Of course, there are at least two strains to this field: "Community Organizer as Agitator" a la Alinsky vs."Neighborhood Organizer" providing technical assistance to actual neighborhood leaders so that neighborhoods can do self-improvement a la Monsignor Baroni’s Neighborhood Movement of the 1970s. The tensions between these two strains is complex because of co-existence, co-evolution and cohabitation.

The Catholic Campaign for Human Development was created in part as an outgrowth of the work of Msgr. Geno Baroni, who founded the National Center for Urban Ethnics (NCUEA). NCUEA spawned, funded and trained hundreds of parish, neighborhood and community based organizations, organizers, credit unions, and local programs. Baroni’s tradition is neighborhood strengthening plus a pluralistic notion of ethnicity as a replacement for racialization. Fr. Baroni's catholic social justice in action included notable proteges, Rep. Marcy Kaptur, D-OH, currently the longest serving woman in Congress and Sen. Barbara Mikulski, D-MD. Barack Obama's first community organizing project was funded by the CHD.

But even within the Catholic church’s social justice tradition in America, there has been a tension and co-existence between these two styles.

In 1975, the noted Irish-American Roman Catholic priest, sociologist, journalist and best selling author, Fr. Andrew Greeley described the demarcation between the “old" catholic social activist and the “new" catholic social activist approaches to activism. In “Catholic Social Activism – Real or Rad/Chic?”, Greeley saw the old social justice action in labor schools, labor priests, and community organizing that “mastered the politics of coalition building with the system.” Leading figures in that “old” tradition for Greeley were Ryan, Higgins, Egan and Baroni. On the other hand, the “new” Catholic action came out of the Berrigan experience, the peace movement and Alinsky’s ideas. It was heavily involved in confrontation and protest. Greeley scathingly predicted, that the “newer” tradition would likely lack the tangible success in comparison to the “older” tradition:

"The old social actionists are largely men of action, doers, not talkers. The new social actionists are intellectuals...They are masters at manipulating words and sometimes ideas...They are fervant crusaders. [But] winning strikes, forming unions, organizing communities are not their 'things', they are much more concerned about creating world economic justice."

Neither Obama nor McCain are Catholic, so neither is required to claim allegiance to either the old social actionist tradition or the new social actionist tradition, but they must decide and speak out on exactly what their positions are about helping neighborhoods be the building blocks of cities.

If McCain and the Republicans want to mock the work of neighborhoods improving themselves with technical assistance from “organizers”, then they’ve cast their die. If Obama and the Democrats are willing to let the mocking pass, then they’ve cast their die. Who knows, perhaps we should ask where Bob Barr and Ralph Nader stand on the issue of neighborhood and community organizing.

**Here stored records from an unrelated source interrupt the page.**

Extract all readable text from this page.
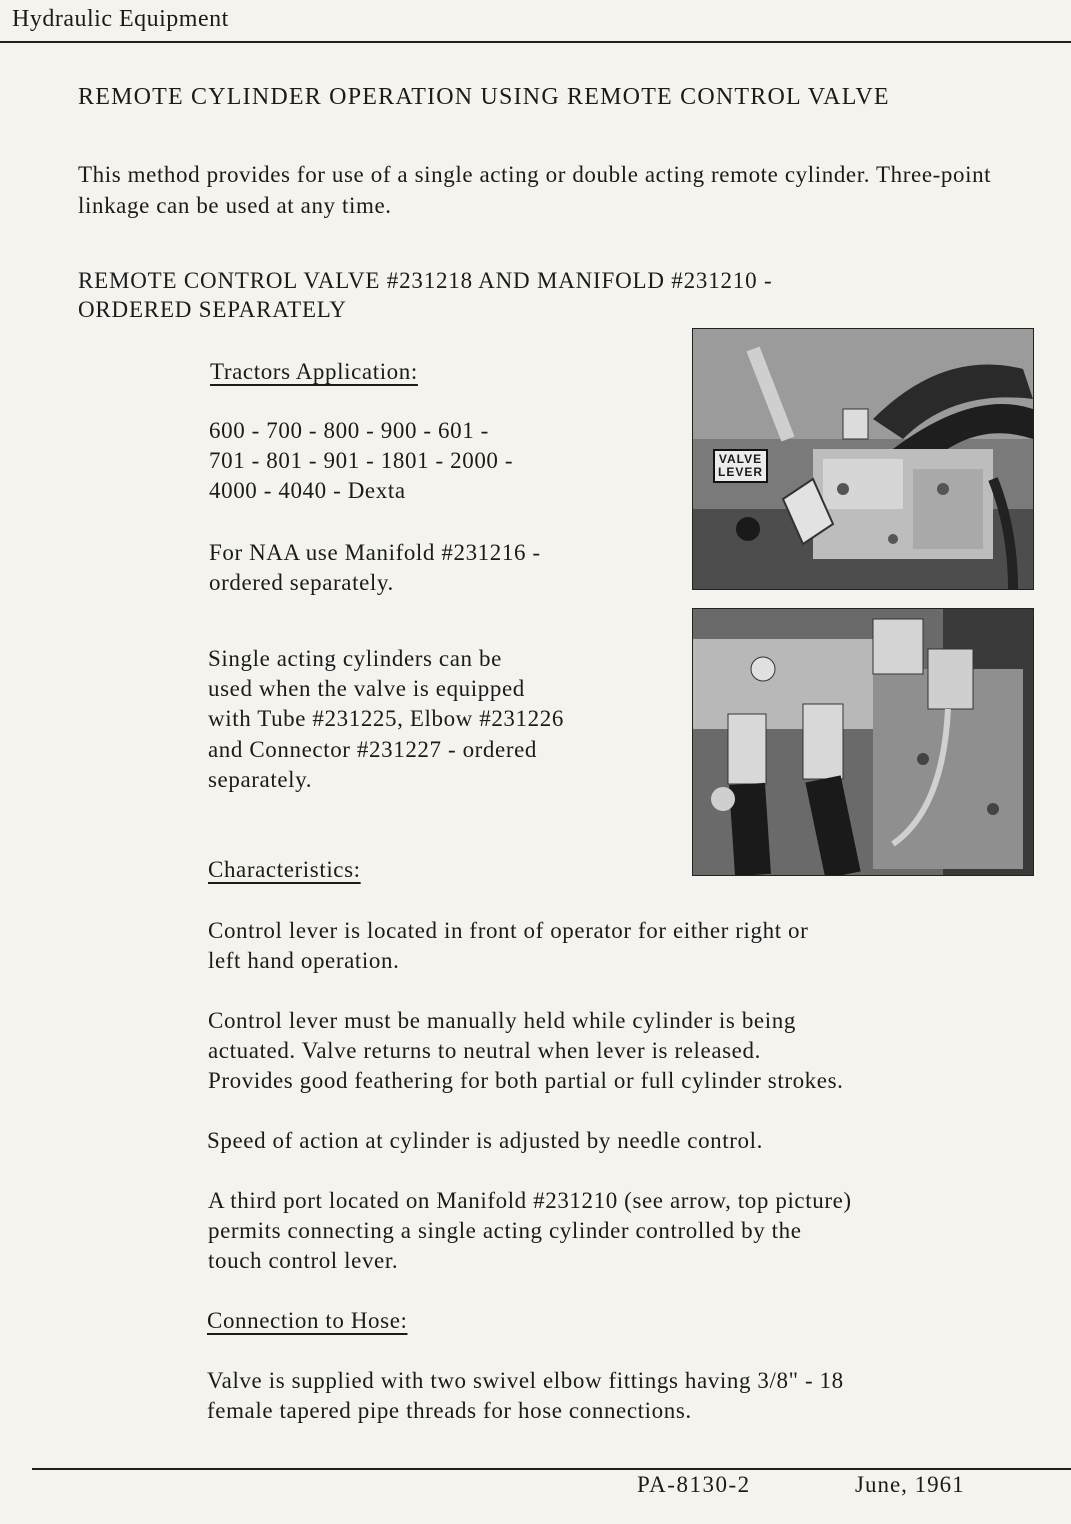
Hydraulic Equipment
REMOTE CYLINDER OPERATION USING REMOTE CONTROL VALVE
This method provides for use of a single acting or double acting remote cylinder. Three-point linkage can be used at any time.
REMOTE CONTROL VALVE #231218 AND MANIFOLD #231210 -
ORDERED SEPARATELY
Tractors Application:
600 - 700 - 800 - 900 - 601 -
701 - 801 - 901 - 1801 - 2000 -
4000 - 4040 - Dexta
For NAA use Manifold #231216 -
ordered separately.
Single acting cylinders can be
used when the valve is equipped
with Tube #231225, Elbow #231226
and Connector #231227 - ordered
separately.
VALVE
LEVER
Characteristics:
Control lever is located in front of operator for either right or
left hand operation.
Control lever must be manually held while cylinder is being
actuated. Valve returns to neutral when lever is released.
Provides good feathering for both partial or full cylinder strokes.
Speed of action at cylinder is adjusted by needle control.
A third port located on Manifold #231210 (see arrow, top picture)
permits connecting a single acting cylinder controlled by the
touch control lever.
Connection to Hose:
Valve is supplied with two swivel elbow fittings having 3/8" - 18
female tapered pipe threads for hose connections.
PA-8130-2	June, 1961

John David Kromkowski is an attorney in Baltimore, MD. Dr. John A. Kromkowski, lives in Baltimore and is a professor in the Politics Department at Catholic University of America and since 1979 he has been the President of the National Center for Urban Ethnic Affairs. They recently co-wrote “An American Catholic Perspective on Urban Neighborhoods: The Lens of Monsignor Geno C. Baroni and The Legacy of the Neighborhood Movement” which is soon to be published by Scranton University as part of a series of papers comparing “The Social Justice approaches of Henry George and the Catholic Church”.